Why should I not pay only the minimum due on a credit card?
Paying only the minimum due stops the late fee but the remaining balance keeps accruing interest at a very high rate, often 36-45% per year, and new purchases also start attracting interest. This snowballs into a large debt over time. Always pay the full statement balance before the due date to avoid interest completely.
Is withdrawing cash on a credit card a bad idea?
Yes. Cash withdrawals on a credit card attract a cash-advance fee and interest from the very first day, with no interest-free period. This makes it one of the most expensive ways to get cash. Avoid it except in a genuine emergency, and repay it as fast as possible.
How does credit card usage affect my CIBIL score?
Using a high share of your credit limit raises your credit utilisation ratio, which lowers your CIBIL score. Keeping usage under about 30% of your limit, paying on time, and maintaining old cards all help your score. Missed payments and frequent new card applications hurt it.
Should I close my old credit card?
Not without thinking it through. Your oldest card lengthens your credit history, which benefits your score, and closing it reduces your total available limit, which can raise your utilisation ratio.
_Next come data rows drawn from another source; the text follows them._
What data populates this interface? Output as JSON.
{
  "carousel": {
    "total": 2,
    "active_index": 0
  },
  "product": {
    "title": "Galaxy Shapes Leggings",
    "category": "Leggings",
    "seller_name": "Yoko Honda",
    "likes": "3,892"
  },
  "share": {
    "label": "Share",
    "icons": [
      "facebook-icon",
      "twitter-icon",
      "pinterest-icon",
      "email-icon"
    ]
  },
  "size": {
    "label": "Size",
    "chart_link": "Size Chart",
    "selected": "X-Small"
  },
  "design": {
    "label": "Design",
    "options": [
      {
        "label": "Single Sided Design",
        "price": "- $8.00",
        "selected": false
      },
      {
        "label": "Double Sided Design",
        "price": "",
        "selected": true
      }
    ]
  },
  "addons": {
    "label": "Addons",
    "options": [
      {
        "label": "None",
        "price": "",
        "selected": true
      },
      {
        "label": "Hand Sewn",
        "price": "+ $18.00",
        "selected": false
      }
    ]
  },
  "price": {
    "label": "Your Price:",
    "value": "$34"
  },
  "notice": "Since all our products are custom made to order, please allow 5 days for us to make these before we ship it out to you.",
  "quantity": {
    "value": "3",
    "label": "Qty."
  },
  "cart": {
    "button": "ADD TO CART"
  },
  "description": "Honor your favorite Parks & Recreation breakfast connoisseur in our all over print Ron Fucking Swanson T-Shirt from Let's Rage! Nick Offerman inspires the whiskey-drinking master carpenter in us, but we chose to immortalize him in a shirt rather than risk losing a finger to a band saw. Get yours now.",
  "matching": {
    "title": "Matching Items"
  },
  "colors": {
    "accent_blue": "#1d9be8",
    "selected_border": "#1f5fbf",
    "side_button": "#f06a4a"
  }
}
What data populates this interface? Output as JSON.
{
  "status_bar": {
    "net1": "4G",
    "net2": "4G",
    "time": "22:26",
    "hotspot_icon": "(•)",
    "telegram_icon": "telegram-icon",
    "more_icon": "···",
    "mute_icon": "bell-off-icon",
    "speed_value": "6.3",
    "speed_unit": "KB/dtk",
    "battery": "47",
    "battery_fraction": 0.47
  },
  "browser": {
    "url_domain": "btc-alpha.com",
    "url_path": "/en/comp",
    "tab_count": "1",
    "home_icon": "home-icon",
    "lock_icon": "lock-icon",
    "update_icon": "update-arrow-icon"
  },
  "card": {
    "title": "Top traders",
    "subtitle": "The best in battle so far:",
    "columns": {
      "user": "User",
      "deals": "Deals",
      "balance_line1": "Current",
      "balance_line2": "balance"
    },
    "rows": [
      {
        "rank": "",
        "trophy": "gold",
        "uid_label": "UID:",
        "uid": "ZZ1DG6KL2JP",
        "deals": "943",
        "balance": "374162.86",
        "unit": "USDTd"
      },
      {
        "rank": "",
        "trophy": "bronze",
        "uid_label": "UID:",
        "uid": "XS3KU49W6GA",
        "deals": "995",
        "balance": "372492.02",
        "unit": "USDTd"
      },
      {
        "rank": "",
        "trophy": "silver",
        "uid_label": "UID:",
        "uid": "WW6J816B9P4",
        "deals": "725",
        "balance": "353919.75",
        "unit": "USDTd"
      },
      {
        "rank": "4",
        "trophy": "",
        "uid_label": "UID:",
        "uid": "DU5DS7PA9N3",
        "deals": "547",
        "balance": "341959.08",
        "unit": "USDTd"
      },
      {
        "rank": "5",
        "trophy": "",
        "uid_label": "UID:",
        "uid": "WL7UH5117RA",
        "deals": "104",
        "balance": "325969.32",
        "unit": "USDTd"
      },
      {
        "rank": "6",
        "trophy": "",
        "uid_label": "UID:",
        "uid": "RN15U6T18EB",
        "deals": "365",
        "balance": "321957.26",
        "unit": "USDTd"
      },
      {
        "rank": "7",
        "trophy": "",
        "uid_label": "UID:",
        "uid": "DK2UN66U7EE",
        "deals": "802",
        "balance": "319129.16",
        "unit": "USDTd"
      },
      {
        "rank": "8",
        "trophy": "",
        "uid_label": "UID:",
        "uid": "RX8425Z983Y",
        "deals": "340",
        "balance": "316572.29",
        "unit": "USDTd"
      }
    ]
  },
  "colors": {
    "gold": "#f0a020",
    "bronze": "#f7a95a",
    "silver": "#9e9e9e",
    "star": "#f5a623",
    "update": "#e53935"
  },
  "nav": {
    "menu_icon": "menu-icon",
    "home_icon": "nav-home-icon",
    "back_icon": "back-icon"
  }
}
If the card has no annual fee, it is often better to keep it active with occasional small use.
Is converting purchases to EMI on a credit card worth it?
Only for genuine large purchases. EMI conversion adds interest and often a processing fee, so converting every small purchase quietly increases your cost. Always check the effective interest rate before converting, and prefer paying in full when you can afford it.